Roesch was elected Fellow of both the Canadian Psychological Association and the American Psychological Association.
His research and other contributions to the field of psychology and law have been recognized with a number of awards:

- Distinguished Contribution to Forensic Psychology Award (2024) from the American Academy of Forensic Psychology.
- Don Andrews Career Contribution Award (2022) from the Criminal Justice Section of the Canadian Psychological Association for “a corpus of work accrued that makes a significant contribution to our theoretical understanding and/or practices in criminal justice psychology and/or law.”
- Rüdiger Müller-Isberner Award (2019) from the International Association of Forensic Mental Health Services. The award is given annually to “a long-standing member of the association whose career epitomizes the fusion of clinical practice, scholarly research, and mentorship.”

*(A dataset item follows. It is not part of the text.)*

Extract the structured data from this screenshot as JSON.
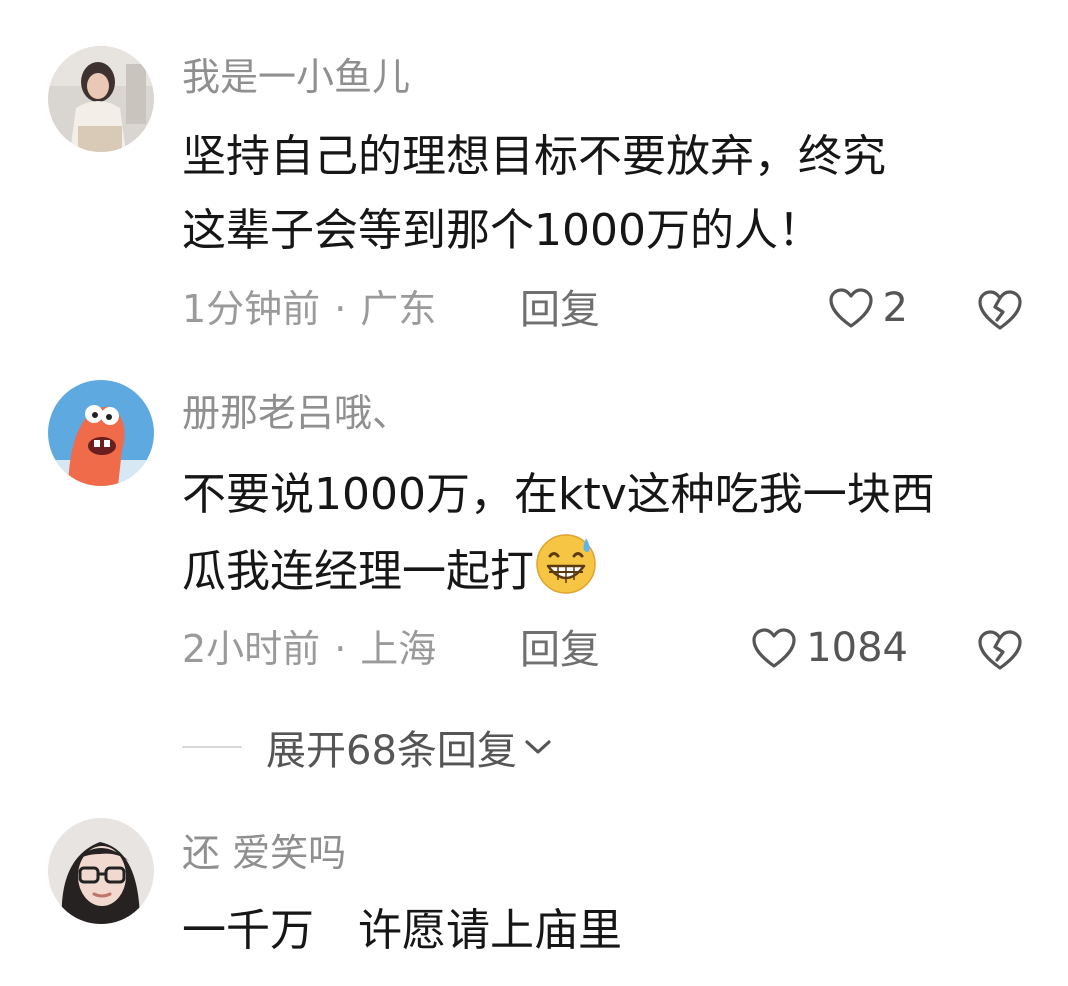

- Canadian Psychological Association John C. Service Member of the Year Award (2018). This award was given to Roesch and other members of the CPA Criminal Justice Taskforce for developing a position paper for the CPA on the assessment of fitness to stand trial and criminal responsibility. The position paper was submitted to the federal government to advocate for changes to the Criminal Code to allow for a greater role for psychologists in these assessments. An article version of this report was published in Canadian Psychology.
- Dean's Medal for Academic Excellence, Faculty of Arts and Social Sciences, Simon Fraser University (2016).
- Lawrence S. Wrightsman Book Award (2016) from the American Psychology-Law Society, for the book Forensic Assessments in Criminal and Civil Law: A Handbook for Lawyers (edited with P. A. Zapf).
- Lifetime Achievement Award for Contributions to Psychology and Law (2011), from the European Association of Psychology & Law.
- Distinguished Contributions to Psychology and Law Award (2010), from the American Psychology-Law Society. The award “honors one who has made distinguished theoretical, empirical and/or applied contributions to the field of psychology and law.”
- Outstanding Teaching and Mentoring in the Field of Psychology and Law Award (2009), from the American Psychology-Law Society. The award “recognizes teaching excellence in a variety of contexts.”
- Certificate of Merit, American Bar Association Gavel Awards Competition (1982), for the book Competency to Stand Trial (with S. L. Golding).
- Social Issues Dissertation Award (1977) from the Society for the Psychological Studies of Social Issues, American Psychological Association, Division 9. Award was for “the best psychological dissertation concerned with social issues.”
- J. Watson Wilson Consulting Psychology Research Award (1977), from the American Psychological Association, Division 13. Award was for “the most fruitful research of the year related to consultation.”